Skip to main content

Anomaly Detection

DOI

Language Language Language

The anomaly-detection library is part of the of the TOS2CA Project. For more information, visit the TOS2CA website at https://nasa-jpl.github.io/tos2ca-documentation/.

This python library is responsible for:

  • Taking user input about an inequality, variables, temporal bounds, and geospatial bounds
  • Retrieving subsetted data matching that user input
  • Converting that data to a binary format in a time-ordered sequence
  • Passing the data to ForTraCC
  • Using the masks produced by ForTraCC to retrieve curated data of interest to the user
  • Interpolating any curated data onto a common grid

Requirements

  • Access to the TOS2CA data dictionaries
  • ForTraCC
  • See the requirements.txt file for required Python libraries
  • Access to AWS services

Library Flow

Below is a description of the various TOS2CA stages. You should also take a look at the job statuses for additional information.

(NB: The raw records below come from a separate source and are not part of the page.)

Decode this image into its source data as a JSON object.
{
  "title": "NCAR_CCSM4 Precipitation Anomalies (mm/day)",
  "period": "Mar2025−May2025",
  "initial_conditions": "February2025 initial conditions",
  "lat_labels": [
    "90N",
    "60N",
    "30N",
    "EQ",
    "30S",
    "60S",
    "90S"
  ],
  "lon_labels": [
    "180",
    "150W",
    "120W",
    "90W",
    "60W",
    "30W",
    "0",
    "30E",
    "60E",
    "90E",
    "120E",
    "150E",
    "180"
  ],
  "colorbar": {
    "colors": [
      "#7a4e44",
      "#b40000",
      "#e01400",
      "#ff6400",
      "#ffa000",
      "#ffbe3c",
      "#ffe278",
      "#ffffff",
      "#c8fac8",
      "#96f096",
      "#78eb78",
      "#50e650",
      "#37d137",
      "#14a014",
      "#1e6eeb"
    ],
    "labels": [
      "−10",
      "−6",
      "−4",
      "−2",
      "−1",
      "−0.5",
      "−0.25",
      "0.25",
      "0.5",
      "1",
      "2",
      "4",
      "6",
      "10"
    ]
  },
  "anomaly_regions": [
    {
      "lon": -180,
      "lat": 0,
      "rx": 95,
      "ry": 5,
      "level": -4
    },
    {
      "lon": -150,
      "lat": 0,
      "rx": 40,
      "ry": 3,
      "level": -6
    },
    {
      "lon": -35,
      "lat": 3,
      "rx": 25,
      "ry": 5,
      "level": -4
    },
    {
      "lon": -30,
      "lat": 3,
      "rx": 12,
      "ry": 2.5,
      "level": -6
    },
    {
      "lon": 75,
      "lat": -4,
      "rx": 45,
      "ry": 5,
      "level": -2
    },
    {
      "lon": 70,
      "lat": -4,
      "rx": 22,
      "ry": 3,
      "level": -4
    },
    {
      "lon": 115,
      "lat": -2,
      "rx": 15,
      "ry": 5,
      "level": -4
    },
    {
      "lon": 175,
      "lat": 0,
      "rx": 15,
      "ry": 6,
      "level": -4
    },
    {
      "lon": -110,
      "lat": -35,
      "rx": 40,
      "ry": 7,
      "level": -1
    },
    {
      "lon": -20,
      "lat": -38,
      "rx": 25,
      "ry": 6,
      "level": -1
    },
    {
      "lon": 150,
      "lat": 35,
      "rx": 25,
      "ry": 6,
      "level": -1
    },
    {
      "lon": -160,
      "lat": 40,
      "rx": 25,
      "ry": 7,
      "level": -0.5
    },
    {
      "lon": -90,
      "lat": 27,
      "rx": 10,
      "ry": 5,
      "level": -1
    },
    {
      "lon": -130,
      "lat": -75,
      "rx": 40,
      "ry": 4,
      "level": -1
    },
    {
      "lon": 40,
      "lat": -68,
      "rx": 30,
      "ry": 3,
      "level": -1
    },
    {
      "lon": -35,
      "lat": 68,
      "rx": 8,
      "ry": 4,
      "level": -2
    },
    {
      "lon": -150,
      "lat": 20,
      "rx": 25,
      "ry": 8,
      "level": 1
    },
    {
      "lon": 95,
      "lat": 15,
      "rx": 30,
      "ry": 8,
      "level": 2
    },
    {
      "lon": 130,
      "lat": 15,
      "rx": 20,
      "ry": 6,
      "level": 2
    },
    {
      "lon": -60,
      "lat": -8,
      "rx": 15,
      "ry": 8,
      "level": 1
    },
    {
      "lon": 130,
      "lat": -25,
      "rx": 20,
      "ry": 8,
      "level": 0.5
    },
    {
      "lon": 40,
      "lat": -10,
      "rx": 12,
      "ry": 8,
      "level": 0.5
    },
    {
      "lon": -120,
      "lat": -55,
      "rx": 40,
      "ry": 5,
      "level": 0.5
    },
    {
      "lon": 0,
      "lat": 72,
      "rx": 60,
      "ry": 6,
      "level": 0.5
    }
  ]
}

Phenomenon Definition (PhDef) Stage

Running the library in an end-to-end fashion requires the following steps: 01. Read the job information from the database that includes all the infomration about the temporal, spatial, operator, dataset, and variable requested. Initially, jobs will be in 'pending' status in the database. 02. Once you have the job information, choose the appropriate reader for the dataset/variable in question and mark the job as 'running' in the database. 03. Request and/or read the data, returning a subset based on the user input. 04. Format the data into a dict type and convert it to binary. 05. Store the read data in Elasticache. 06. Call the ForTraCC operator class that will start the ForTraCC job, reading the data from Elasticache and converting it back from binary to dict. 07. Deposit the ForTraCC output into Elasticache. 08. Stitch the output netCDF-4 file together and deposit it in S3. 08. Create plots and GeoJSON polygons of the anomalies. 09. Upload the plots and GeoJSON to S3. 10. E-Mail the user that their job is complete and send them the locatin of the S3 bucket with their job directory. 11. Mark the job as 'complete' in the database. The user can continue on to data curation or exit the system here.

Data Curation Stage

Running the library in an end-to-end fashion requires the following steps: 01. Read the job information from the database that include information about what PhDef to run against, along with the dataset and variable information. 02. Once you have the job informatio n, choose the appropriate curator for the dataset/variable in question and mark the job as 'running' in the database. Initially, jobs will be in 'pending' status in the database. 03. Run the curator, which will output a netCDF-4 file with the data for each anomaly at each time step. It will also automatically get data for one timestamp before the first timestamp and one timestamp after the last timestamp, and curate data for those extra timestamps using data from the masks at the first and last timestamps, respectively -- this is to give more data on initial and final environmental conditions. Note that incronguities may exist beween the grids and timesteps between the data used in PhDef and the requested curator data. See the metadata in the output curated data file for additional information on this. 04. Upload the curated data file and JSON hierarchy file to S3. 05. Run the curated file through the interpolater. This will get the curated data on the same temporal and spatial resolution as the original mask data. This way the user can compare them more easily. This will also generate statistics in the metadata of the interpolated file. The interpolated fill will also be stored in S3. 06. E-Mail the user that their job is complete and send them the locatin of the S3 bucket with their job directory. 07. Mark the job as 'complete' in the database. 08. User can make plots of individual anomalies at spcific timestamps using the interpolated file. The user can continue on to visualization tools, download the data, or exit the system here.

Job Chunking

All stages of TOS2CA can be run in chunks to parallelize the processing tasks. If you do not wish to run the jobs in chunks, you will essentially have 1 chunk, which will be indiated in the database. If you do want to chunk, you can split the job up into n chunks as you wish. It is easiest to split chunks up by hour or by the timestep of the data. Once you have all the chunk output for the mask, curated, and interpolated data, there are functions in this library to stitch them back together.